Siebel Systems, Inc., a leading provider of business applications software, announced that it has signed a definitive agreement to acquire Natick, Massachusetts-based edocs, Inc., a leading provider of e-billing and customer self-service software solutions. The acquisition is expected to expand Siebel's products and services offerings in the growing $3 billion market for e-billing and customer self-service applications.

Through the proposed acquisition, Siebel expects to deliver a comprehensive self-service solution, enabling companies to improve their customers' experience and reduce costs and churn. The proposed acquisition will also strengthen Siebel Systems' offerings of multi-channel customer-facing solutions. The acquisition is fully aligned with Siebel's growth strategy to provide a broader and deeper range of front-office solutions that deliver demonstrable business value for its customers.

Under the terms of the deal, Siebel Systems will initially pay $115 million in cash to edocs shareholders. Additional payments, based on achieving revenue and other contractual milestones, may be paid in 2006. Excluding the impact of a one-time merger-related charge, the company expects the transaction will reduce Q1 2005 earnings by approximately $0.01 per share. Additionally, the company currently expects a one-time charge in Q1 2005 estimated at $8-10 million, although the company is still completing its asset allocation analysis and this estimate is subject to change. Siebel Systems expects the transaction to be approximately neutral to earnings for the remainder of 2005. The Siebel Systems and edocs boards of directors have approved the acquisition, which is subject to customary closing conditions, including regulatory approvals. The transaction is expected to close in early Q1 2005.

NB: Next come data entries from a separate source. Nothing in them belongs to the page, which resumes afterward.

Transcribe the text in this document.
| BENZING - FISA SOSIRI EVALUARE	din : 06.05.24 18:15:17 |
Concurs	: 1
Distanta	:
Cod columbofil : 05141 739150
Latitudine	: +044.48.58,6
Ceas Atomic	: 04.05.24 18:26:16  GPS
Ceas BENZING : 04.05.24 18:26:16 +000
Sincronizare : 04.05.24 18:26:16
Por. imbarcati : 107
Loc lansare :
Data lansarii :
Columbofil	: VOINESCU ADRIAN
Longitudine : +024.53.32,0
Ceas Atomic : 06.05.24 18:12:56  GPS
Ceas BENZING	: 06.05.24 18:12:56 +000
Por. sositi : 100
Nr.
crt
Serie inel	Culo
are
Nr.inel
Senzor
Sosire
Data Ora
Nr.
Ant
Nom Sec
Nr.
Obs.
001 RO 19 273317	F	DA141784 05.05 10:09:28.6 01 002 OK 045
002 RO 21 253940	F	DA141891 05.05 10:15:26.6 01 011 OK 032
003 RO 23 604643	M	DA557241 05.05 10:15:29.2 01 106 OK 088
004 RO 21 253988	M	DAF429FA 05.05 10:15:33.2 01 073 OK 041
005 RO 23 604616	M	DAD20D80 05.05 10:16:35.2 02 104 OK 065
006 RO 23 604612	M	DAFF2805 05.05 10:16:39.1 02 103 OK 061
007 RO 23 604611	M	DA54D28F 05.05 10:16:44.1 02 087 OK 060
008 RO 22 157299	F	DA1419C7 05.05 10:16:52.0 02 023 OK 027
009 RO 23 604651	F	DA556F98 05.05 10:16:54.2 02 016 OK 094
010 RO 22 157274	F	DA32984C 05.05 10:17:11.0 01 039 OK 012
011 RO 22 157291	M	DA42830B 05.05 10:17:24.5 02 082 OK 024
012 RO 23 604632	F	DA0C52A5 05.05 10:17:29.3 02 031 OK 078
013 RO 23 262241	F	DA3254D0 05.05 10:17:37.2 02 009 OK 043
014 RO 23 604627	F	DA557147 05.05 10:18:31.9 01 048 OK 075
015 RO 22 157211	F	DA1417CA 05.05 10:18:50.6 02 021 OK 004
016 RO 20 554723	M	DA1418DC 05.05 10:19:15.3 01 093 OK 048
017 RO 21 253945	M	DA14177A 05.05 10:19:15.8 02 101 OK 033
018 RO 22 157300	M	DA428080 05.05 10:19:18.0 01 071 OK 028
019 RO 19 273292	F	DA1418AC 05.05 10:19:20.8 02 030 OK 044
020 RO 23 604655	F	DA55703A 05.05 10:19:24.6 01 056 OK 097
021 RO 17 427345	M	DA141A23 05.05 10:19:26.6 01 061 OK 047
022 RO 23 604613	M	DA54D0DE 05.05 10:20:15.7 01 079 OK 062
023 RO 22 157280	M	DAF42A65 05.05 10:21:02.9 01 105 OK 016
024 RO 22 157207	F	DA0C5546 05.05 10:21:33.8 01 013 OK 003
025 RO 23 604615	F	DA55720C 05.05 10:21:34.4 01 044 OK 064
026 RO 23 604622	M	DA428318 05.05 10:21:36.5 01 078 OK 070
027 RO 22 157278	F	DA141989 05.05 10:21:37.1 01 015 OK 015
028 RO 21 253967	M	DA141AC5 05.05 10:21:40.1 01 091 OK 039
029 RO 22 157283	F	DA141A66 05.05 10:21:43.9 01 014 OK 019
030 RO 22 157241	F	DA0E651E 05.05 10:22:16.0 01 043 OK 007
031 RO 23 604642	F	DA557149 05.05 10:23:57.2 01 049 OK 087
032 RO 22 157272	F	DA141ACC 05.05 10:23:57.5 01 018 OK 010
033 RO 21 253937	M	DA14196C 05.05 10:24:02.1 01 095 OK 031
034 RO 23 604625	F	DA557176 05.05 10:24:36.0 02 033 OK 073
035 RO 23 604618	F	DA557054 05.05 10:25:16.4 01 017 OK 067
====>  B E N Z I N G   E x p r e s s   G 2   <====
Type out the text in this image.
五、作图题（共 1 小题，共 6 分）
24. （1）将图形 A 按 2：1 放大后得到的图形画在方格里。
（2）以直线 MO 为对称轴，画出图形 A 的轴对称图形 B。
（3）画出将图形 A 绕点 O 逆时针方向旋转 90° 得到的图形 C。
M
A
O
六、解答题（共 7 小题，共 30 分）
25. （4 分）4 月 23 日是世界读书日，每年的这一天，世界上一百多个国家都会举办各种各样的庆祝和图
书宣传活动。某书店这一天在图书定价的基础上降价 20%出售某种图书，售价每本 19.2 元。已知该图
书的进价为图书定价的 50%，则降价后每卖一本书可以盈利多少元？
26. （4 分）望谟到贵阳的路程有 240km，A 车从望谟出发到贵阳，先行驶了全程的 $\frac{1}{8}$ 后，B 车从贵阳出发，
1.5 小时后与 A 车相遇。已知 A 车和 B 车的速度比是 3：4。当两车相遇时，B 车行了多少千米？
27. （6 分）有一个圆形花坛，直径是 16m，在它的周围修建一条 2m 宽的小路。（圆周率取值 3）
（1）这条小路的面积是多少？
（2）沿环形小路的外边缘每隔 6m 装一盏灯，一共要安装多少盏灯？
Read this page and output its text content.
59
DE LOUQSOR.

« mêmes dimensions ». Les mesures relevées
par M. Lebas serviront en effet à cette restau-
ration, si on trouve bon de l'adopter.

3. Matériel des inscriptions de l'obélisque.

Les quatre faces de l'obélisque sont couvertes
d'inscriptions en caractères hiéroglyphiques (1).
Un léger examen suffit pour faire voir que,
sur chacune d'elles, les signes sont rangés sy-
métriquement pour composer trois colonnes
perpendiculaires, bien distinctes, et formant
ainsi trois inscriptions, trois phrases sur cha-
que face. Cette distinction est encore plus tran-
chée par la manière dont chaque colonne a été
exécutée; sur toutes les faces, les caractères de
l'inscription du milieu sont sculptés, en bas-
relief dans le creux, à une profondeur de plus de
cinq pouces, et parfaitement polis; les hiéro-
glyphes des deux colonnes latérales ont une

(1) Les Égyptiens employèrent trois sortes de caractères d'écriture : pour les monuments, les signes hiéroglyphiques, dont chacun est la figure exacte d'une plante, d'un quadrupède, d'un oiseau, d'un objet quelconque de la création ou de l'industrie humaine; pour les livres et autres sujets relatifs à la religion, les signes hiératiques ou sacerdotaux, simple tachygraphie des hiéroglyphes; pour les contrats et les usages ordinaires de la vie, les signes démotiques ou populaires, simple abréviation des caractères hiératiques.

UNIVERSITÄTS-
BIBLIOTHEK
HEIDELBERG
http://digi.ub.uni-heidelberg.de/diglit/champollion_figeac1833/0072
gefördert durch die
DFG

edocs provides a comprehensive software platform for eBilling and customer self-service. edocs' solutions have been deployed at leading organizations worldwide, such as British Telecom, Harvard Pilgrim Healthcare, KPN, Toyota Financial Services, TXU, and Verizon Wireless in some of the most rigorous business and complex technical environments. Its offerings are built on scalable, standards-based J2EE self-service platforms, with a total cost of ownership (TCO) lower than competing packaged or custom-developed solutions.